It’s all about community for Kendall Regional’s Peter Jude

Peter Jude marks 20 years at Kendall Regional Medical Center
Peter Jude marks 20 years at Kendall Regional Medical Center

Chances are likely you will see Peter Jude at a major community meeting or event in Kendall or South Miami. For patients at Kendall Regional Medical Center (KRMC), chances are even better that they will meet him in person.

 Jude serves the community as KRMC Marketing and Public Relations director, a position in which he marked 20 years of service to the hospital on Apr. 1.

Beginning as “a kind of administrative assistant” in the Medical Building, his current position “grew out of a number of things that needed handling at the time, from assisting patient families to getting out a press release,” he recalled.

During two decades from 1992 to 2012, Jude saw Kendall Regional Medical Center grow alongside the community, adding a new $110 million West Patient Tower and, in 2011, establish a new Trauma Center.

Today, KRMC’s staff numbers more than 500 physicians and specialists with more than 1,300 employees, affiliated with Hospital Corporation of American (HCA).

“Representing the hospital, inside its walls and outside to the Kendall community are my primary responsibilities,” Jude said, reflecting on two decades of hospital service. “Serving the hospital’s interest also means becoming active in community affairs outside its doors, as well.”

 To say Jude does his part as a community activist is an understatement.

In the City of South Miami, he serves on the Environmental and Preservation Board.

Extremely active in Chamber South, his past service includes chairing the Executive Board and its Education and Business Coalition. He currently serves on its Government Affairs Committee.

Equally active in the newly named Greater Kendall Business Association, he is a volunteer teacher in the Kids and Power of Work (KAPOW) program, a past Cubmaster and Boy Scout Leader, and chairs a Friends of Scouting Committee for Tequesta District. Just recently, Jude was recognized by Kendall Regional Medical Center’s CEO, Scott Cihak, for his volunteerism and dedication to the community.

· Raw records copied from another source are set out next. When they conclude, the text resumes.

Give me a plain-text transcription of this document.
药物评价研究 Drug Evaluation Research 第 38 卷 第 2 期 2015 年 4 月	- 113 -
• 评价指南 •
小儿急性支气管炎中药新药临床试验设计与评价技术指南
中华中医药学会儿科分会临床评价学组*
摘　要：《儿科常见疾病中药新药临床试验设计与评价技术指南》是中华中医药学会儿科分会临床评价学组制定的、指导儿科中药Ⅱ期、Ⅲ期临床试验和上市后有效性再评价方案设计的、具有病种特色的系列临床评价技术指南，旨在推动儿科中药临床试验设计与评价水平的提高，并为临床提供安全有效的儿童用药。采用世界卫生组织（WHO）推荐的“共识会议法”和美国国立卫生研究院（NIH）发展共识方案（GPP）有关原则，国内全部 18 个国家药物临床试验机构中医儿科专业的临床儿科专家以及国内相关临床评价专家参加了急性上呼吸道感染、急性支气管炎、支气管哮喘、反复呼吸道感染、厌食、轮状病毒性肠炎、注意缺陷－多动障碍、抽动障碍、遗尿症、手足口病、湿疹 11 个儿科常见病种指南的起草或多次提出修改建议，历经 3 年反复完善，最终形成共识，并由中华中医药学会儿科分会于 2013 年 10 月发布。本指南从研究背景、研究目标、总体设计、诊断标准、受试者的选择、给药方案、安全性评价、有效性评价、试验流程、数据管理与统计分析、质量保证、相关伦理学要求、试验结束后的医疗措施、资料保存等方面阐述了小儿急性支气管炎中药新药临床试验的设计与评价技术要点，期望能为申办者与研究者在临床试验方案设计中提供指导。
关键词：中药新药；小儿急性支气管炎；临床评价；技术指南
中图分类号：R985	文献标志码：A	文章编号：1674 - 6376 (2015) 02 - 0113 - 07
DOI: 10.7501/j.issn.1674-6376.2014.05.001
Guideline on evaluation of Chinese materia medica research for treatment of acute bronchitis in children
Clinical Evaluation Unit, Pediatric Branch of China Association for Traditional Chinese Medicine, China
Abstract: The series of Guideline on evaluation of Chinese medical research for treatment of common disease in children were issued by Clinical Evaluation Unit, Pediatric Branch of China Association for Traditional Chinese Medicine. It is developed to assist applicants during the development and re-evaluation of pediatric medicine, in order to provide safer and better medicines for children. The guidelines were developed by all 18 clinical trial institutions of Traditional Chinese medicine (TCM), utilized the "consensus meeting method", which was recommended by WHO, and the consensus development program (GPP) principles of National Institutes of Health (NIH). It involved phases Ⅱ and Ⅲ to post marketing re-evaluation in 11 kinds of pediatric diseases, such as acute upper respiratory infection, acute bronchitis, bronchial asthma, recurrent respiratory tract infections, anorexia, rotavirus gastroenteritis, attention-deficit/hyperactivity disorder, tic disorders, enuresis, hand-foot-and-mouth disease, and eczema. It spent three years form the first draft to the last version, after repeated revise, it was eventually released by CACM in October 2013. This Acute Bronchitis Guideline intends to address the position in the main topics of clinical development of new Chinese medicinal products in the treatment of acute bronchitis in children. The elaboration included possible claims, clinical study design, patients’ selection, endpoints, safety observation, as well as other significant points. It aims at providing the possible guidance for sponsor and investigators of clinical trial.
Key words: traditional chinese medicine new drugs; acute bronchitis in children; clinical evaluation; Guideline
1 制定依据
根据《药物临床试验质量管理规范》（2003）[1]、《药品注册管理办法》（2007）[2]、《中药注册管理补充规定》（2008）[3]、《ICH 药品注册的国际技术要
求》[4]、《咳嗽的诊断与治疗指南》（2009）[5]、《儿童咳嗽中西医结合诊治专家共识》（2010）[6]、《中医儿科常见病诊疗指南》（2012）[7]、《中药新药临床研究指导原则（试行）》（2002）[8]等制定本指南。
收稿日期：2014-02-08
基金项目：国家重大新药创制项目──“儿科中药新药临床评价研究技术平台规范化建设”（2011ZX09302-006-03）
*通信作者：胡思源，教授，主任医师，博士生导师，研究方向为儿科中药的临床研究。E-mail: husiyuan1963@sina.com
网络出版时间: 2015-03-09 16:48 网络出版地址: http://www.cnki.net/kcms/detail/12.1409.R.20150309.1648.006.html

A career in healthcare further extends his outside activities as a board member of Doral Business Council, chairing its Healthcare Committee while also serving an identical committee for the Greater Miami Chamber of Commerce.

He has chaired the Public Relations Committee for South Florida Hospital and Healthcare Association, co-chaired the Miami- Dade Community Board of the American Arthritis Association, and is past chair of the Community Board for the American Heart Association’s Florida Advocacy Committee.

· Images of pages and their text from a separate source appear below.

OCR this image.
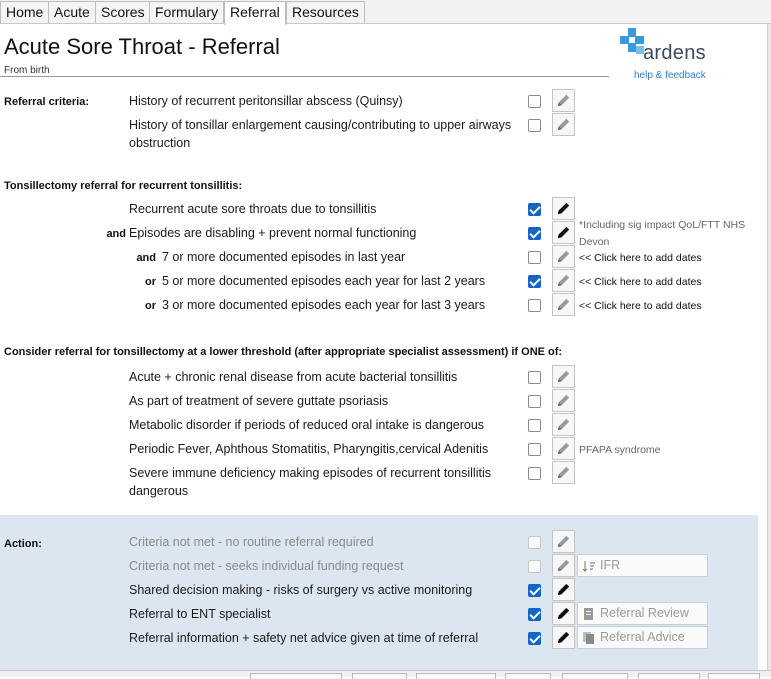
Home Acute Scores Formulary Referral Resources
Acute Sore Throat - Referral
From birth
ardens
help & feedback
Referral criteria:	History of recurrent peritonsillar abscess (Quinsy)
History of tonsillar enlargement causing/contributing to upper airways obstruction
Tonsillectomy referral for recurrent tonsillitis:
Recurrent acute sore throats due to tonsillitis
and Episodes are disabling + prevent normal functioning
*Including sig impact QoL/FTT NHS Devon
and 7 or more documented episodes in last year	<< Click here to add dates
or 5 or more documented episodes each year for last 2 years	<< Click here to add dates
or 3 or more documented episodes each year for last 3 years	<< Click here to add dates
Consider referral for tonsillectomy at a lower threshold (after appropriate specialist assessment) if ONE of:
Acute + chronic renal disease from acute bacterial tonsillitis
As part of treatment of severe guttate psoriasis
Metabolic disorder if periods of reduced oral intake is dangerous
Periodic Fever, Aphthous Stomatitis, Pharyngitis,cervical Adenitis	PFAPA syndrome
Severe immune deficiency making episodes of recurrent tonsillitis dangerous
Action:	Criteria not met - no routine referral required
Criteria not met - seeks individual funding request	IFR
Shared decision making - risks of surgery vs active monitoring
Referral to ENT specialist	Referral Review
Referral information + safety net advice given at time of referral	Referral Advice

At his South Miami town home, he has been president of Rittenhouse Square Condominium Association for nearly 25 years, ever since the community was established. In his church, he has served as a high school youth group leader.

Now, he and his wife, Maria, look forward to the graduation of their son, Peter “John” Jude, 17, from Belen Jesuit Preparatory School later this month, and a future diploma for daughter, Annemarie, 15, attending Lourdes Academy.

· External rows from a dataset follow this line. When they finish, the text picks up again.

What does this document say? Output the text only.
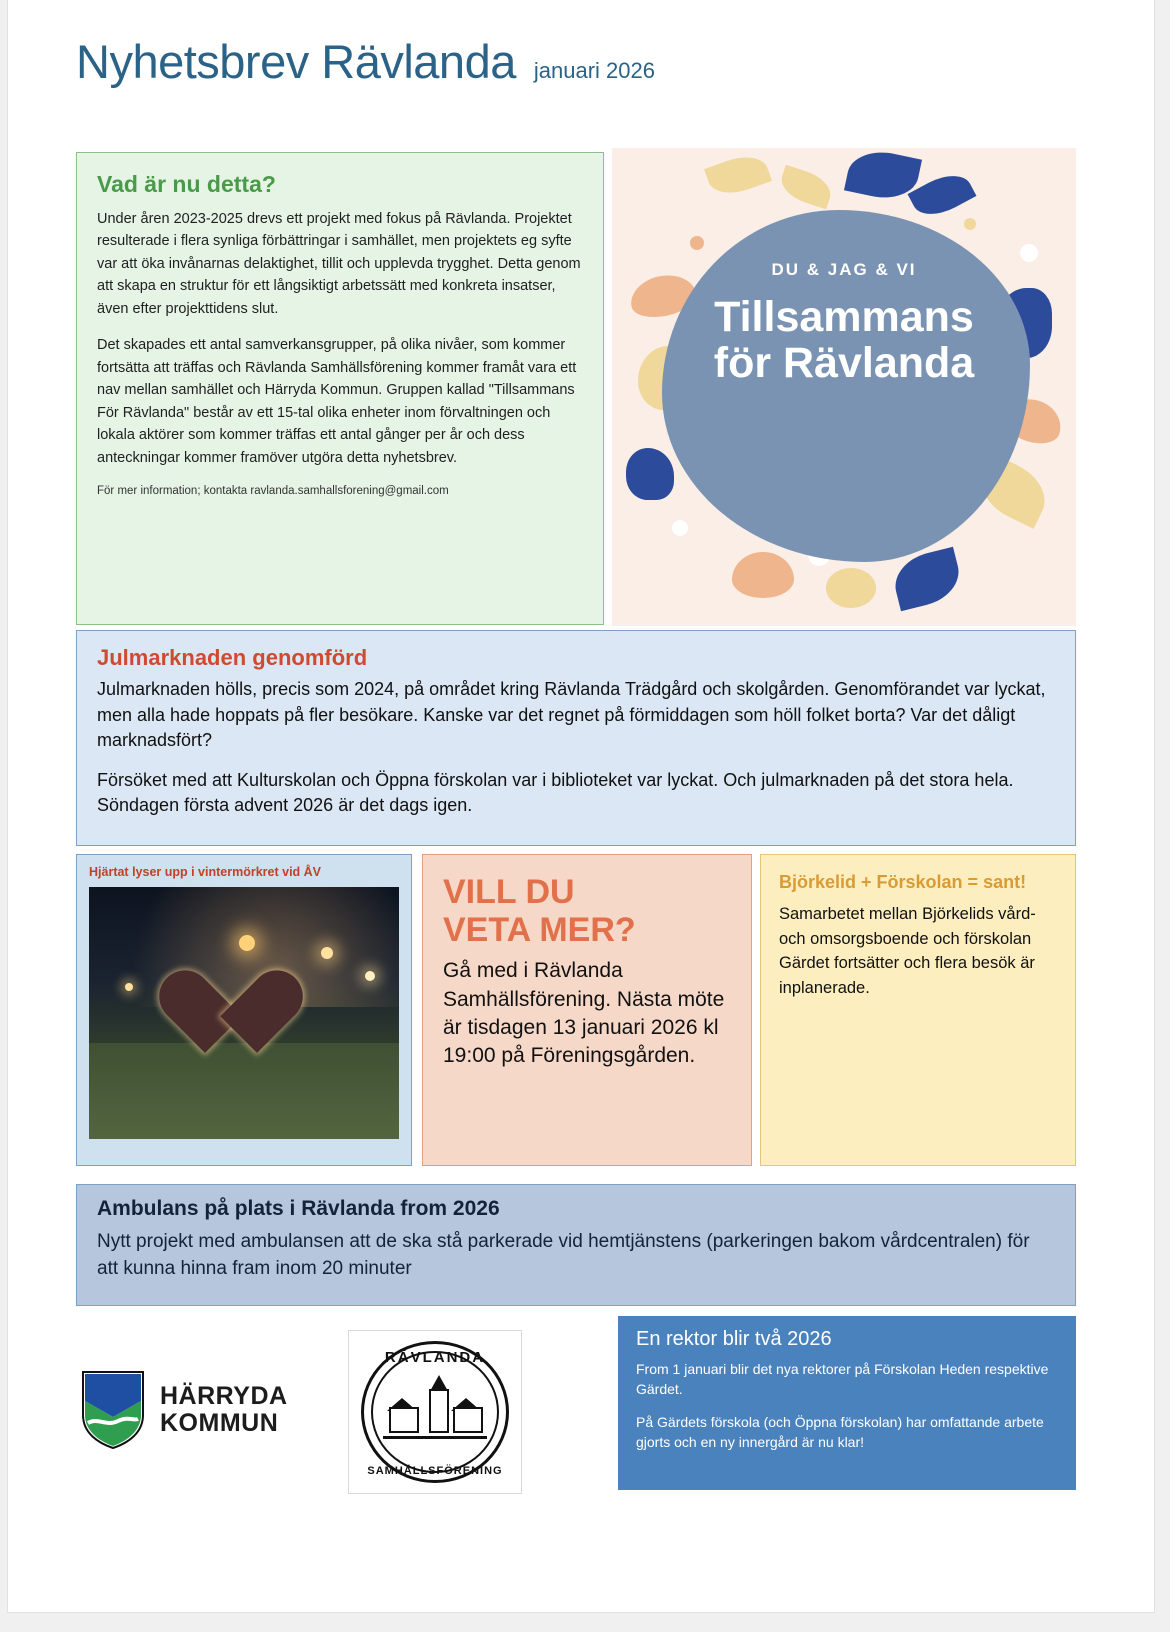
Nyhetsbrev Rävlanda januari 2026
Vad är nu detta?

Under åren 2023-2025 drevs ett projekt med fokus på Rävlanda. Projektet resulterade i flera synliga förbättringar i samhället, men projektets eg syfte var att öka invånarnas delaktighet, tillit och upplevda trygghet. Detta genom att skapa en struktur för ett långsiktigt arbetssätt med konkreta insatser, även efter projekttidens slut.

Det skapades ett antal samverkansgrupper, på olika nivåer, som kommer fortsätta att träffas och Rävlanda Samhällsförening kommer framåt vara ett nav mellan samhället och Härryda Kommun. Gruppen kallad "Tillsammans För Rävlanda" består av ett 15-tal olika enheter inom förvaltningen och lokala aktörer som kommer träffas ett antal gånger per år och dess anteckningar kommer framöver utgöra detta nyhetsbrev.

För mer information; kontakta ravlanda.samhallsforening@gmail.com

DU & JAG & VI
Tillsammans
för Rävlanda
Julmarknaden genomförd

Julmarknaden hölls, precis som 2024, på området kring Rävlanda Trädgård och skolgården. Genomförandet var lyckat, men alla hade hoppats på fler besökare. Kanske var det regnet på förmiddagen som höll folket borta? Var det dåligt marknadsfört?

Försöket med att Kulturskolan och Öppna förskolan var i biblioteket var lyckat. Och julmarknaden på det stora hela. Söndagen första advent 2026 är det dags igen.

Hjärtat lyser upp i vintermörkret vid ÅV

VILL DU
VETA MER?

Gå med i Rävlanda Samhällsförening. Nästa möte är tisdagen 13 januari 2026 kl 19:00 på Föreningsgården.

Björkelid + Förskolan = sant!

Samarbetet mellan Björkelids vård- och omsorgsboende och förskolan Gärdet fortsätter och flera besök är inplanerade.

Ambulans på plats i Rävlanda from 2026

Nytt projekt med ambulansen att de ska stå parkerade vid hemtjänstens (parkeringen bakom vårdcentralen) för att kunna hinna fram inom 20 minuter

En rektor blir två 2026

From 1 januari blir det nya rektorer på Förskolan Heden respektive Gärdet.

På Gärdets förskola (och Öppna förskolan) har omfattande arbete gjorts och en ny innergård är nu klar!

HÄRRYDA
KOMMUN
RÄVLANDA
SAMHÄLLSFÖRENING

A native of Baltimore, MD, Jude is one of seven children of a distinguished surgeon, Dr. James Jude, credited as co-discoverer of the CPR method during a research program at Johns Hopkins University, and Mrs. Sallye Jude.

With two colleagues in 1960, Dr. Jude studied chest compression that led to the new emergency lifesaving procedure, formally endorsed in 1983 by the American Heart Association as “cardiopulmonary resuscitation” which has saved “millions of lives over the last 30 years,” Peter Jude reflected proudly.

Moving his family to Miami four years after Peter’s birth, Dr. Jude became a tenured professor of surgery at the University of Miami School of Medicine, later to serve as Cardiovascular Surgeon-in-Chief at Jackson Memorial Hospital.

“While having a medical career was always in the back of my mind, I wasn’t necessarily interested in practicing medicine,” said the younger Jude who grew up in Coral Gables and attended Ransom-Everglades School.

In 1983, he graduated from Winchester College in Fulton, MO, a school steeped in history — from the “Iron Curtain” designation speech of British Prime Minister Winston Churchill there in 1946 to Soviet premier Mikhail Gorbachev declaring an end of the Cold War in a second address in 1992.

 His majors in economics, business administration and psychology “turned out to be a perfect combination for my KRMC responsibilities today,” added Jude who makes a special mission of listening to patients and families to better hospital services daily.

Such devotion to the hospital’s welfare was the underlying motivation to extend his activities throughout Kendall and neighboring communities.

“There’s a saying that just because you don’t take an interest in politics, doesn’t mean that politics won’t take an interest in you,” he summarized. “That philosophy really translates into each person becoming involved in the community’s life.”